Interoperability key to success
"Making payments infrastructure based on CBDCs efficient and interoperable with the broader economy presents some new challenges, but the majority are the same as those faced by existing payment solutions," said Thomas Zschach, chief innovation officer at SWIFT.
While CBDCs will present new challenges and opportunities, the paper concludes there is little advantage in reinventing the wheel. Interoperability will be key to their success, and the smart approach will be to pragmatically combine new solutions with existing infrastructure to derive maximum benefit.

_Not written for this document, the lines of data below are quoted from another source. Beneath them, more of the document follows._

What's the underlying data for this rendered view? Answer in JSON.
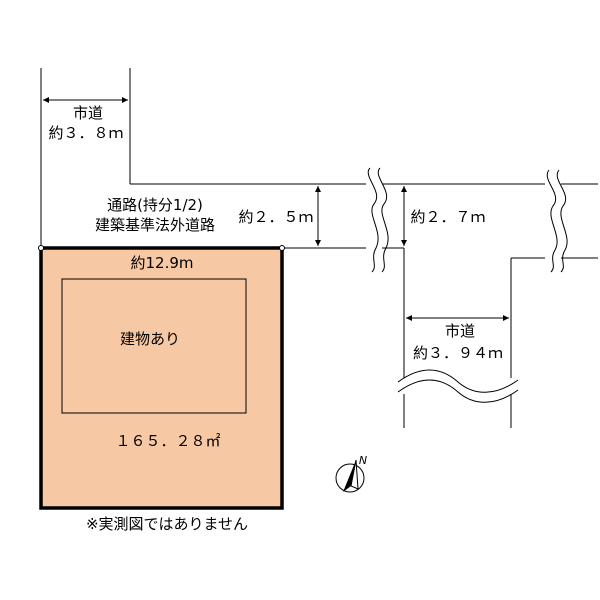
{
  "road_west": {
    "name": "市道",
    "width": "約３．８ｍ"
  },
  "passage": {
    "line1": "通路(持分1/2)",
    "line2": "建築基準法外道路"
  },
  "passage_width_left": "約２．５ｍ",
  "passage_width_right": "約２．７ｍ",
  "lot_frontage": "約12.9m",
  "building_label": "建物あり",
  "lot_area": "１６５．２８㎡",
  "road_south": {
    "name": "市道",
    "width": "約３．９４ｍ"
  },
  "compass_label": "N",
  "disclaimer": "※実測図ではありません",
  "colors": {
    "lot_fill": "#f7c8a4",
    "line": "#000000"
  }
}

To that end, SWIFT is undertaking a deeper dive into CBDCs through thought leadership and experimentation over the coming months. This includes trials to see how its evolving platform and renewed focus on transaction management services under the new SWIFT strategy to enable instant, frictionless payments across 4 billion accounts globally - agnostic of standards, technologies and currencies - could interact with the cross-border use of CBDCs.
"SWIFT is an integral part of the financial services infrastructure and will play a critical role supporting its members as CBDC begins to transform the landscape," says Treat. "We welcome this partnership and are eager to continue to drive responsible and valuable innovation together."
Building on existing infrastructure
SWIFT says that, in collaboration with its community, it intends to explore the role that it could play further - both as a carrier of authenticated information about CBDC transactions, as it does today for fiat currencies, and as a carrier of actual CBDC value in whatever form it is issued.
"As a co-operative that is neutral and currency agnostic, with reach across 11,000 institutions in more than 200 countries, and oversight by central banks globally, SWIFT is well placed to engage closely in the debate and any future evolution of money," added Zschach. "We look forward to actively supporting our community on issues related to CBDCs and driving responsible innovation aligned with our strategic vision for instant end-to-end transactions."